‘What we do in life echoes in eternity’ – Glory and Consequence in RPGs

The biggest features of The Elder Scrolls V: Skyrim are the vastness and detail of its world, Tamriel. Six months after pirating buying my own copy, I continue to stumble upon rich, self-contained stories on the path less traveledThe appeal in Mass Effect however is in the possibilities always in front of me. On any one day, I can choose to either punch reporters in the face or invite them to my cabin. The game invites me to search out Easter Eggs through conversation, interaction, and exploration.

Yet as with Schrödinger’s Cat, or Robert Frost’s own less traveled path, searching out each possibility voids all others.

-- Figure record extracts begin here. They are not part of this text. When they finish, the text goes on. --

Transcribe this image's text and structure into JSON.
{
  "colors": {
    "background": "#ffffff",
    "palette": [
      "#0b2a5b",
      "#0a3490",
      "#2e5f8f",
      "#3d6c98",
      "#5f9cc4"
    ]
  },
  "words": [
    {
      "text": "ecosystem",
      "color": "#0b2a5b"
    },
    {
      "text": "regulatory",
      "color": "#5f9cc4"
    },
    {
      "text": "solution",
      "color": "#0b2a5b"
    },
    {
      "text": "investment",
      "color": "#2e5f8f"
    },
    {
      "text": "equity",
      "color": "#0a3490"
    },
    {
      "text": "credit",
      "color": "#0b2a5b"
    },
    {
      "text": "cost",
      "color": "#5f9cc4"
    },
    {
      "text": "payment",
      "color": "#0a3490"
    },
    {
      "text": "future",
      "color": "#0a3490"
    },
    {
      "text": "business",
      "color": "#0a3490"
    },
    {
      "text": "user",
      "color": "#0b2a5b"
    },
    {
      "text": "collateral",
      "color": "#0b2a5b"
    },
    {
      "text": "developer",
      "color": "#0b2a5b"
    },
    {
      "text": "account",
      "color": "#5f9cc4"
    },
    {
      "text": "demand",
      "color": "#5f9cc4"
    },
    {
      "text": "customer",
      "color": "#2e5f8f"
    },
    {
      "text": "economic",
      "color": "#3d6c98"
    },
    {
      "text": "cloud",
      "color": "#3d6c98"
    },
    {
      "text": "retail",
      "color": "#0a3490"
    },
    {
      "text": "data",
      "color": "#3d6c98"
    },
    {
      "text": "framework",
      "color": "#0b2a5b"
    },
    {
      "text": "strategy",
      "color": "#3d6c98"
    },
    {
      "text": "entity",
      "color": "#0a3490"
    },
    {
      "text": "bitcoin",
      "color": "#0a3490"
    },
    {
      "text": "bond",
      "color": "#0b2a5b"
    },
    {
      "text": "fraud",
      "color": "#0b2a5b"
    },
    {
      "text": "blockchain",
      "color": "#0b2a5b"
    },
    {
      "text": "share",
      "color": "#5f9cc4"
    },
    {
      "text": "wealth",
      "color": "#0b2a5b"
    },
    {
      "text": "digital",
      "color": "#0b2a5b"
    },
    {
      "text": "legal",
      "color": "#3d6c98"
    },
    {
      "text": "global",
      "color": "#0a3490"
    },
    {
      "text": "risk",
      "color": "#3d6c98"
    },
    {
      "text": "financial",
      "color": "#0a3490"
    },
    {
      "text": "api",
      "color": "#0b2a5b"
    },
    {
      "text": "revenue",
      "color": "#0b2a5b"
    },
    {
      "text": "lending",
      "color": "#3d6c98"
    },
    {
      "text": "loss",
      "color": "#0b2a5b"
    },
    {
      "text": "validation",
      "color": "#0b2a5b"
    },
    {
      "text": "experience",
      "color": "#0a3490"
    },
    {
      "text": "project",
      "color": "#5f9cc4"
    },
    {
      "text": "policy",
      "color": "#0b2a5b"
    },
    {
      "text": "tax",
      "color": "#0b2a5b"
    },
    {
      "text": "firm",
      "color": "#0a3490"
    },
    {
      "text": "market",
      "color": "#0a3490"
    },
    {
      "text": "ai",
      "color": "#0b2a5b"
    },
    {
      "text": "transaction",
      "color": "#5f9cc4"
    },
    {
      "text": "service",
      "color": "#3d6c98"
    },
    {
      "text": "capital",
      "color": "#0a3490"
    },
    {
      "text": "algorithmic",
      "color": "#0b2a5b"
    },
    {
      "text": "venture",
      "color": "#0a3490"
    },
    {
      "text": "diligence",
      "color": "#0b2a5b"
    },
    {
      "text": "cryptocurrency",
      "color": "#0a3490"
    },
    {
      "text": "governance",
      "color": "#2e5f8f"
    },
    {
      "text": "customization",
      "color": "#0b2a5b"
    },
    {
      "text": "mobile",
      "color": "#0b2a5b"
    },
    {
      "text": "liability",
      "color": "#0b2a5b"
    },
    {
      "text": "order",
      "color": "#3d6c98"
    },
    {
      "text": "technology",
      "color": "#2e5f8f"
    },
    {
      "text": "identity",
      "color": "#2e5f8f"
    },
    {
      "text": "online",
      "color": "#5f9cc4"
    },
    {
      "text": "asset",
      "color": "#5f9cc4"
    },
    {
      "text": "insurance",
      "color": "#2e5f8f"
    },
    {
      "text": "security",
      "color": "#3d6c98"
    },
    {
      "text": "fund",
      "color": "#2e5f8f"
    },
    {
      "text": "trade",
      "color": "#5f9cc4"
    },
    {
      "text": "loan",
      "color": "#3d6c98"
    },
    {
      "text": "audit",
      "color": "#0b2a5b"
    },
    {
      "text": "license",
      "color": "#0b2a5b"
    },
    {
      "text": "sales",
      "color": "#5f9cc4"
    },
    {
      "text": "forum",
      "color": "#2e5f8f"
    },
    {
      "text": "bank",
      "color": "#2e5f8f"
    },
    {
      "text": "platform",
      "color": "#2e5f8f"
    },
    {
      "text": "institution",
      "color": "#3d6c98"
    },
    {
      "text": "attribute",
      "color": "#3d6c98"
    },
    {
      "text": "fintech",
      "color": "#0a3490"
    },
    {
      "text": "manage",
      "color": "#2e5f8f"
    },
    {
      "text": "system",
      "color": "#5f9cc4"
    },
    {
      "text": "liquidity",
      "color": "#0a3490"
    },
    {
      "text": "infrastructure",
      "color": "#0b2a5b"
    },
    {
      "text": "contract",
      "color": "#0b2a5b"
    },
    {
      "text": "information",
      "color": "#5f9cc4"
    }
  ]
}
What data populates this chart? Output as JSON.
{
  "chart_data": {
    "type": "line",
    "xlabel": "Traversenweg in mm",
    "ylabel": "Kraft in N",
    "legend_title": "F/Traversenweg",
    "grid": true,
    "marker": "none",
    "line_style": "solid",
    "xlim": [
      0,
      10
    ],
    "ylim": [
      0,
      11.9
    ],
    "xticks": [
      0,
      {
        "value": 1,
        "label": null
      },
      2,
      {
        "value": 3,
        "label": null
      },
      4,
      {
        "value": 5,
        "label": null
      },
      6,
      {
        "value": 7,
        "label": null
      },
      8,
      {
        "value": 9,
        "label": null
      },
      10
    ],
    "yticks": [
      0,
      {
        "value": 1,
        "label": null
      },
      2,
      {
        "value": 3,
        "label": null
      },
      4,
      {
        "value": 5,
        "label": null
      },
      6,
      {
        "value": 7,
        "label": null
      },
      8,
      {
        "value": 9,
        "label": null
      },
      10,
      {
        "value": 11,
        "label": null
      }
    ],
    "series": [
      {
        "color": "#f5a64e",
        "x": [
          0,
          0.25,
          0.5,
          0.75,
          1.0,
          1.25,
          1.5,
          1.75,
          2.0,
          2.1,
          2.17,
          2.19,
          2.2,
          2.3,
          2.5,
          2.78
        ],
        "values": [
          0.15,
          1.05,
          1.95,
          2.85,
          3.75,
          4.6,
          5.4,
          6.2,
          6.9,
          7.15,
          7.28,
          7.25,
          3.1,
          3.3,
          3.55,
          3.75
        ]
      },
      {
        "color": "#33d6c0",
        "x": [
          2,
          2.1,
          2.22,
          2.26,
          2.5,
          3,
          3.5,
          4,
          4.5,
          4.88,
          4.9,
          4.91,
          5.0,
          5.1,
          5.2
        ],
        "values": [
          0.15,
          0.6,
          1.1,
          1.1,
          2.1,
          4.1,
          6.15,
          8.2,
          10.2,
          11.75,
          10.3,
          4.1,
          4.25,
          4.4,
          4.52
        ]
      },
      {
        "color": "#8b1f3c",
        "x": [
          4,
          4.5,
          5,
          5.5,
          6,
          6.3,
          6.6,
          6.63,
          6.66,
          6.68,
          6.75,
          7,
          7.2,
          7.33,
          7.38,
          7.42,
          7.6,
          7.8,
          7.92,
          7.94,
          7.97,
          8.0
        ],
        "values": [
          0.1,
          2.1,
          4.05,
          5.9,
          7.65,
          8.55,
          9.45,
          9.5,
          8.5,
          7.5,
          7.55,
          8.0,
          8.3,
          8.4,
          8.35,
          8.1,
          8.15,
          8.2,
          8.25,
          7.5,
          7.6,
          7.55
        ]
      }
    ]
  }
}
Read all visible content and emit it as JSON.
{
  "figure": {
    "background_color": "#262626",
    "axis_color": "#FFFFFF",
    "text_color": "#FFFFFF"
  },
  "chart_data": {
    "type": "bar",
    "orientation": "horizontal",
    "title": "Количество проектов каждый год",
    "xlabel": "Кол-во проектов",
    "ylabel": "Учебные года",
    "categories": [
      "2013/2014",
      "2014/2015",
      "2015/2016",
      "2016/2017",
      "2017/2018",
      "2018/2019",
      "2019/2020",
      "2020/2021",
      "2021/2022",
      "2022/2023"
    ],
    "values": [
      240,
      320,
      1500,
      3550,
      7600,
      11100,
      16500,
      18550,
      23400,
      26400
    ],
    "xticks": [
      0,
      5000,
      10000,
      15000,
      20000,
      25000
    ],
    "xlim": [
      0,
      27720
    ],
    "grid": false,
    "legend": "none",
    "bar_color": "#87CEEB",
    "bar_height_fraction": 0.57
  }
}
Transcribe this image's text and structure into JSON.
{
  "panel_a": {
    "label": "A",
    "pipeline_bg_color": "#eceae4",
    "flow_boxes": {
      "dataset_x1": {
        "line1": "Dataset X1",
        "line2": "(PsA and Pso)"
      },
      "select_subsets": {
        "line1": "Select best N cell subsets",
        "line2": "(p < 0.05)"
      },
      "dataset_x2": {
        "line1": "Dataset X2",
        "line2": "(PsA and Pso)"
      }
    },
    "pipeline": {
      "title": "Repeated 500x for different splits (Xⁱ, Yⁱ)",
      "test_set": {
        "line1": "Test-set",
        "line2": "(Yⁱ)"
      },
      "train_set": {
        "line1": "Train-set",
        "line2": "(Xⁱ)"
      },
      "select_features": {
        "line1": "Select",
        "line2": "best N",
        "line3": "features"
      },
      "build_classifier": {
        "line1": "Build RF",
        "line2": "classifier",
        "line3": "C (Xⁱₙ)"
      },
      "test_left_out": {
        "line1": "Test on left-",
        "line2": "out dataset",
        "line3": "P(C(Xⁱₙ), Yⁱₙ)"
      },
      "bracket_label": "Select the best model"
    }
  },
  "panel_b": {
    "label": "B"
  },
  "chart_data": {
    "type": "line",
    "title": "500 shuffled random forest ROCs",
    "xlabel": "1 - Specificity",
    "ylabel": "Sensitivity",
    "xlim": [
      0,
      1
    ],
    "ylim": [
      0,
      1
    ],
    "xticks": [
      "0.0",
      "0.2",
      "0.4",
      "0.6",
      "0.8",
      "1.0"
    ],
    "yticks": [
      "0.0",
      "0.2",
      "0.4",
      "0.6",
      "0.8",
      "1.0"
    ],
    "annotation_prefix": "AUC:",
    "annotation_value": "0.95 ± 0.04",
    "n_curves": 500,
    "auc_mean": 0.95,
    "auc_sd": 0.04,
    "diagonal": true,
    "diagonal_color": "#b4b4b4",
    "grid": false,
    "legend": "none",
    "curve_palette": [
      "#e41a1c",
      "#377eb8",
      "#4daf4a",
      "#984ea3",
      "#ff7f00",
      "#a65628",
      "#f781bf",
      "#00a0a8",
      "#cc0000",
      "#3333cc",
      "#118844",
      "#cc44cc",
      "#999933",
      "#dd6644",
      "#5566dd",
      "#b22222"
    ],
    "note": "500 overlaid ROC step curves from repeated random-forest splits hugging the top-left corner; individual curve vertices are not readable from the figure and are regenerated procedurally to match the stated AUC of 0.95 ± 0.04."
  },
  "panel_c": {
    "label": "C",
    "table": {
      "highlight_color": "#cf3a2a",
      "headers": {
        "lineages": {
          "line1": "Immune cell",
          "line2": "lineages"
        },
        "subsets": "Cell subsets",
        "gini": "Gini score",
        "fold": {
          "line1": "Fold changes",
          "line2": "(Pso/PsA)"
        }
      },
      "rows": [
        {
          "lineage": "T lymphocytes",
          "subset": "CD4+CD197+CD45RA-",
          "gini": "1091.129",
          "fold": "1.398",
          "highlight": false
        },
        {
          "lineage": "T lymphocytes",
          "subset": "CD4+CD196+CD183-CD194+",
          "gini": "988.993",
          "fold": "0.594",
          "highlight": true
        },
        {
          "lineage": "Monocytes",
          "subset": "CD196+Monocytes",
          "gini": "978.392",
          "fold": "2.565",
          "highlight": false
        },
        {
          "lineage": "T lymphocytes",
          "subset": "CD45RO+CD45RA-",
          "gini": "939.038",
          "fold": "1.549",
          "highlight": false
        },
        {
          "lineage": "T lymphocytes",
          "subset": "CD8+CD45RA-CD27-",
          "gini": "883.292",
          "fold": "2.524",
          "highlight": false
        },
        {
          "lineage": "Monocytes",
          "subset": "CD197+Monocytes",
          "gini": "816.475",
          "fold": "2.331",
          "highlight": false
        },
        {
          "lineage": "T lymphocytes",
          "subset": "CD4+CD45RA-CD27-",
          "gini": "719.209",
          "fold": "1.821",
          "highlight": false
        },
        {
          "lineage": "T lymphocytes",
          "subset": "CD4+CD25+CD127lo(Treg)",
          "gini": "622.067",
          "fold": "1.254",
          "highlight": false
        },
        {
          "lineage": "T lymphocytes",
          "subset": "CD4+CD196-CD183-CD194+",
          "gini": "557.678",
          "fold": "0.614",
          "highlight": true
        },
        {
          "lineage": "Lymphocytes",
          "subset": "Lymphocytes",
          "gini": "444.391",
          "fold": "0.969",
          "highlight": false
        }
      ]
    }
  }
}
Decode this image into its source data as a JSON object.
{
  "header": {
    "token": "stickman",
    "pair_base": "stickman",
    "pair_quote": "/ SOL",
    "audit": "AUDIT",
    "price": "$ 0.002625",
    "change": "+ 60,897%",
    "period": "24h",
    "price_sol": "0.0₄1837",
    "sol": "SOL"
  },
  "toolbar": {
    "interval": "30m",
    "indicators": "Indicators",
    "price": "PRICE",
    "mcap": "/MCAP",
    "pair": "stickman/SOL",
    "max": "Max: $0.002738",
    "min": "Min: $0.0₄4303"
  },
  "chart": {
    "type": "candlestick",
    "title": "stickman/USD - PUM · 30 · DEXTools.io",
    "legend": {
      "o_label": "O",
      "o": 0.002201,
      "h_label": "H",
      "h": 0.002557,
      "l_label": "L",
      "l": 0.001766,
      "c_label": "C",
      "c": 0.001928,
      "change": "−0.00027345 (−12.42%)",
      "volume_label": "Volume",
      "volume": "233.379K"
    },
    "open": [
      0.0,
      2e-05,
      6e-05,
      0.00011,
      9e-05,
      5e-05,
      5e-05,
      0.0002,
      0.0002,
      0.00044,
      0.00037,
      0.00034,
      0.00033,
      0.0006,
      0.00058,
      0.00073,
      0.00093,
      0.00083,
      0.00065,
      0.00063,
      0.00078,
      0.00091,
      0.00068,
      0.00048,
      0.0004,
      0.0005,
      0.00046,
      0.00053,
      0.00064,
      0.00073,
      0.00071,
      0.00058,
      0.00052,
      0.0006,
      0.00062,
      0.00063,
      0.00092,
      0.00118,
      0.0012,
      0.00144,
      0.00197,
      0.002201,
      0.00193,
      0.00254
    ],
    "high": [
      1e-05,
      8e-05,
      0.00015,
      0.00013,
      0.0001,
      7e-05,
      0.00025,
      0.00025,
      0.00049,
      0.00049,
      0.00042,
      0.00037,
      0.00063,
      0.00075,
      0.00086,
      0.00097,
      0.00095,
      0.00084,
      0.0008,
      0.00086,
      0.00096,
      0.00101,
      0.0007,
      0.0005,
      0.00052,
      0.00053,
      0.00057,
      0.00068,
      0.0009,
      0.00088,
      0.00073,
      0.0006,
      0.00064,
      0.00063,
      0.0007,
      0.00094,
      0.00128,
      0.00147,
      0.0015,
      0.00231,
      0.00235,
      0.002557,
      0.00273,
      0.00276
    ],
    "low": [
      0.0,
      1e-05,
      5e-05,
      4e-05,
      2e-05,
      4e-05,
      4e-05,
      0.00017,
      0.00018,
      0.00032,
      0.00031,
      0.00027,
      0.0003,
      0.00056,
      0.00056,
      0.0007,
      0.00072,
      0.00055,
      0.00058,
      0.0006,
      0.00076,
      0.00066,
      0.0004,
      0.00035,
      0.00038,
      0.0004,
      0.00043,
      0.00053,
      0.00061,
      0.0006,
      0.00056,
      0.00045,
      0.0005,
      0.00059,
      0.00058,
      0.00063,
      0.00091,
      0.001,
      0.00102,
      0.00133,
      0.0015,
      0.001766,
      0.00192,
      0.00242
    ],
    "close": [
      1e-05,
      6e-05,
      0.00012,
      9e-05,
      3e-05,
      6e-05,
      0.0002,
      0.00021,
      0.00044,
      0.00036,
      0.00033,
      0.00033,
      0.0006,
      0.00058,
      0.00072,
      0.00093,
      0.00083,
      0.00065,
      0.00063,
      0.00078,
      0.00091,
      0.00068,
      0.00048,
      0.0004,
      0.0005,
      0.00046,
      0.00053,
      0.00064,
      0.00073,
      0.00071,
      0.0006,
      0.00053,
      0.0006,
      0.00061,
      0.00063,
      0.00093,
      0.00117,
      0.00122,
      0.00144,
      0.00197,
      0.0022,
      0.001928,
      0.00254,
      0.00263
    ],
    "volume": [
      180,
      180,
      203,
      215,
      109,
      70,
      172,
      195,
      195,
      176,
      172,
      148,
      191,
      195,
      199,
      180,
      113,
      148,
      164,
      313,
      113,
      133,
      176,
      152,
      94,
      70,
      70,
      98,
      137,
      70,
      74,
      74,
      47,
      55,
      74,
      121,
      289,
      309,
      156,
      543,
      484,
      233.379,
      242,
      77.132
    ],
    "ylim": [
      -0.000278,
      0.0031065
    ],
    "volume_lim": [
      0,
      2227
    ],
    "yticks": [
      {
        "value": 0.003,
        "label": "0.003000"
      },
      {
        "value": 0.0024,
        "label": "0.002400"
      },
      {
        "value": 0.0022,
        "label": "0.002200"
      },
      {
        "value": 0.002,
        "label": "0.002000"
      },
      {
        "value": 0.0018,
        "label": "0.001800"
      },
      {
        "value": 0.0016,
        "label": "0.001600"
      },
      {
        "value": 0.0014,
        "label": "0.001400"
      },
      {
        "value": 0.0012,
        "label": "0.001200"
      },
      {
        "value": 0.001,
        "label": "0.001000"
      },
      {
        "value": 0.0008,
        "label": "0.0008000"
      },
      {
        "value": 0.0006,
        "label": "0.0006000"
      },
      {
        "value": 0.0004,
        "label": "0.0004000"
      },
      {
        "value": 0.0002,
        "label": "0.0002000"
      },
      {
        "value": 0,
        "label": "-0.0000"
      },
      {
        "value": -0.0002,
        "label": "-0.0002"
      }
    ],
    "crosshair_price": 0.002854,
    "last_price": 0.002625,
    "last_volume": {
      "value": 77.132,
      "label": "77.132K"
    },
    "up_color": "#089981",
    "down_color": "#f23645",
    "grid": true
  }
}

To replay Mass Effect is to explore parallel worlds. Having played ‘paragon Shepard’ before embarking on ‘evil Shepard’, I was acutely aware of the variety of choices before me, and the importance of many of those choices. Their consequences echo forwards in time – through Shepard, I subtly shape the world around me. My squad mates, or their absence, remind me in their poignant and affirming ways of when I have either frakked up or done well.

In one scene Tali, intoxicated, describes (like many of the other characters) how the legacy of her parents haunt her. Yet I could easily rant to her about my own haunting, as I endlessly question the choices I made in previous games. Should I have let Ashley or Kaidan die in the first game? What would have happened had I let Morinth kill her mother, Samara, in the second game? If I had have told Kelly Chambers to change her identity in the third game, would she still be alive?

All too often in real life, I find myself feeling like the river of fate is carrying me along with it: while I can shift a bit to the left or to the right of centre, ultimately I am still at the mercy of the flow. Seeing the repercussions of my choices in the controlled environment of an RPG helps me appreciate the power of causation; the choices that I make do matter. They are one out of many – and I do own my life.

As Maximus Meridius remarks, ‘What we do in life echoes in eternity.’